静岡家庭裁判所 昭和41年(少)1013号 決定 1966年9月06日
少年 D・H(昭二一・九・八生)
主文
本件を静岡地方検察庁検察官に送致する。
理由
罪となるべき事実
少年は的屋○○一家の組員であるが
一 昭和四一年八月○○日午後一一時頃、静岡市○○町○の○△△有料ガレージ前路上において、○井○吉(一八歳)に対し「俺の話を聞いていないのか」といい乍ら矢庭に同人の睾丸を足蹴りにし、更に左手で顔面を殴打して暴行し
二 右日時場所に於いて、○崎○明(二三歳)を呼びつけ、同女が同僚と話をしたことに因縁をつけ「三人を引止めて時間をつぶす気か、この野郎店をぶつつぶすぞ、店へ行つて暴れてやるぞ、お前の顔へ傷をつけるぞ、俺は昔うんと暴れた、俺はやると言つたことは必ずやるぞ」等と怒鳴り、同女の身体に危害を加えるような気勢を示して同女を脅迫し
三 同日午後一一時三〇分頃、右場所に於いて、右○崎○明の仲介に入つた○間○夫(一九歳)に対して「お前どうしてそんな事を言うのだ、俺に説教するのか」と怒鳴り乍ら矢庭に同人の顔面を左手拳で殴打し、更に左大腿部を足蹴りにする等の暴行を加え、同人に対し顔面打撲傷、左大腿部打撲傷により全治一週間を要する傷害を与えたもの
である。
適条
一の事実につき 刑法第二〇八条
二の事実につき 刑法第二二二条一項
三の事実につき 刑法第二〇四条
本件は、昭和四一年九月三日(土曜日)当裁判所において事件受理がなされ、同日観護措置の決定がとられて、翌々日たる五日審判部に記録が引継がれた(翌日は日曜日のため)。
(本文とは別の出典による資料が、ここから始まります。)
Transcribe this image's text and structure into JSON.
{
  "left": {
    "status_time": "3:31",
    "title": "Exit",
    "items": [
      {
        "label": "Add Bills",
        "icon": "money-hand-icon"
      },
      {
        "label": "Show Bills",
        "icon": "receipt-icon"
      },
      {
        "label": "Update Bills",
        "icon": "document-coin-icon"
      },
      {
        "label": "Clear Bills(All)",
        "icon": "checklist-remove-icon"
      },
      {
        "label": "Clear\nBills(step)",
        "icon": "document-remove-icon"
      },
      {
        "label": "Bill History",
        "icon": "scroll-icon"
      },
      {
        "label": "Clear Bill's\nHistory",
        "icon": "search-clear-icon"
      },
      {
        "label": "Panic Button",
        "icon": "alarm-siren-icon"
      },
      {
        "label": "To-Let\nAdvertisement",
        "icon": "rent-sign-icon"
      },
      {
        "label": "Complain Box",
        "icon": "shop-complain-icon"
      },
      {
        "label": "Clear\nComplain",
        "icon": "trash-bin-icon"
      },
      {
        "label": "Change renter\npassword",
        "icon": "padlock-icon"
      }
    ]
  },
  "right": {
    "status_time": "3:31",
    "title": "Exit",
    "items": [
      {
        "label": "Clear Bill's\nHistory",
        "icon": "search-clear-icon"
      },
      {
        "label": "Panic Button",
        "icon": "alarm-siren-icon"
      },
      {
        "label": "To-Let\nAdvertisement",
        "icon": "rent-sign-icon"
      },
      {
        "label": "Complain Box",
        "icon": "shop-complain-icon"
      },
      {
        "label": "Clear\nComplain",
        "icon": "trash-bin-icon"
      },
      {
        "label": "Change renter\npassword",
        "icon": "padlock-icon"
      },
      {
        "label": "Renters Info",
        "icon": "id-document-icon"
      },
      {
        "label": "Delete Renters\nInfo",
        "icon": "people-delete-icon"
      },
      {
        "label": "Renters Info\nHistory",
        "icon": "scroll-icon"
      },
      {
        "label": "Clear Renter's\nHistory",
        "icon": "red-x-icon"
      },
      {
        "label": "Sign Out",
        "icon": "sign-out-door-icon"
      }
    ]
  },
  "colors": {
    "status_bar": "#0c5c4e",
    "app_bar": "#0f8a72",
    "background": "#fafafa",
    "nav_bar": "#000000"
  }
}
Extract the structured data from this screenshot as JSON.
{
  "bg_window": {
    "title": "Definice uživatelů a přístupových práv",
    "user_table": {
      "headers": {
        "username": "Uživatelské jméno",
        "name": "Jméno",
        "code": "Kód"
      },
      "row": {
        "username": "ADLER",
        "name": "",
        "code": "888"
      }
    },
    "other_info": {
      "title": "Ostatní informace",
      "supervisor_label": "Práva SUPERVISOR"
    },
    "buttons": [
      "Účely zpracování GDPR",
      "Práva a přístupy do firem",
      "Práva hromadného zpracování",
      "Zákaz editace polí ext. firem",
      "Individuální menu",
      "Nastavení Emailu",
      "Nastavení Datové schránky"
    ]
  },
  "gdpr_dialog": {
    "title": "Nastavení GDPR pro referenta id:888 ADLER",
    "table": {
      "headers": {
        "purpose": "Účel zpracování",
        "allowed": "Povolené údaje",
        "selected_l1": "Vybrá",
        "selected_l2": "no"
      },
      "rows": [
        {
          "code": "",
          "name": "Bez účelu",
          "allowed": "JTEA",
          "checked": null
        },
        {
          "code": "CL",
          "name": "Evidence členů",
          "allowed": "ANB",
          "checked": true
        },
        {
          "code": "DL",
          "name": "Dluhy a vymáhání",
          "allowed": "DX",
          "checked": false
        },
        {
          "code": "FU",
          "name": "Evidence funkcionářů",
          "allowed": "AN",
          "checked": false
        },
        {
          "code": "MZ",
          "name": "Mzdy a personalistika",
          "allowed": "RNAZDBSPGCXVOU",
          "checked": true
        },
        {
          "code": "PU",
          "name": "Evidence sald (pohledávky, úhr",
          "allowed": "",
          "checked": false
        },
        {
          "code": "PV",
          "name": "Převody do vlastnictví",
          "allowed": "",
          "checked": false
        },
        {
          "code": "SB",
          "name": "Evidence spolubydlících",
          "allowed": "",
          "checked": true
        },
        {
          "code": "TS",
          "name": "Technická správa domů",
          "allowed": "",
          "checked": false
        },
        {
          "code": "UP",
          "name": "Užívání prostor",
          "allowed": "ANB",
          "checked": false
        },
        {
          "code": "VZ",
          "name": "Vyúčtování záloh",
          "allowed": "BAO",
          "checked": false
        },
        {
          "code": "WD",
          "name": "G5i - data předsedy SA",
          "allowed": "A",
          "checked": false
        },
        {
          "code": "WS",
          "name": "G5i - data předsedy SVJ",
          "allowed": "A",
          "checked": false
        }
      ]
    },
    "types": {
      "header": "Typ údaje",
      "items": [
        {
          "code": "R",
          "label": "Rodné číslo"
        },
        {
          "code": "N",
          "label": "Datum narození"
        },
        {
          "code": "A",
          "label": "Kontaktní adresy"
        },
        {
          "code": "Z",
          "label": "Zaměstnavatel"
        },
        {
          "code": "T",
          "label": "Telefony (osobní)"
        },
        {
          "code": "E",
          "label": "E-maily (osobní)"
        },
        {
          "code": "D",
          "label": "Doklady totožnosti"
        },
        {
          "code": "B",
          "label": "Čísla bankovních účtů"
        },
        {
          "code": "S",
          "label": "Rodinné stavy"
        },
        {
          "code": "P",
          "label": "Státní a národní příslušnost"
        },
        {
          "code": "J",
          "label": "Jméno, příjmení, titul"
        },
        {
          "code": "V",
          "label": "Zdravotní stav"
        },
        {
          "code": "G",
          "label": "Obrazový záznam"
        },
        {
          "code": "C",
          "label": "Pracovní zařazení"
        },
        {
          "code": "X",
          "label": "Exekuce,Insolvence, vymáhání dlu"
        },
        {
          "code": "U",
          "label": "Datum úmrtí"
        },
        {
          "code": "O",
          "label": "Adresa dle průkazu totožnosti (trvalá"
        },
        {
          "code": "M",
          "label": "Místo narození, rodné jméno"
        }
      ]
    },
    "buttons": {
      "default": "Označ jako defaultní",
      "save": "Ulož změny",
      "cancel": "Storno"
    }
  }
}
しかるに、事件送致書の記載によると本件少年は、昭和二一年九月八日生となつており、右七日限りで少年は二〇歳を超えることになる。されば、このような極めて短期間の間に審判のための充分な調査は到底できない、言いかえれば、いかに調査を急いだとしても、これが終らないうちに少年は二〇歳以上になることは明らかである。
このような場合には、決定時においては未だ二〇歳未満であるとしても、なお少年法第一九条第二項にいう「本人が二〇歳以上であることが判明したとき」にあたるものとして処置するのが妥当であると考えるものであるから、少年法第一九条第二項を適用して主文のとおり決定する。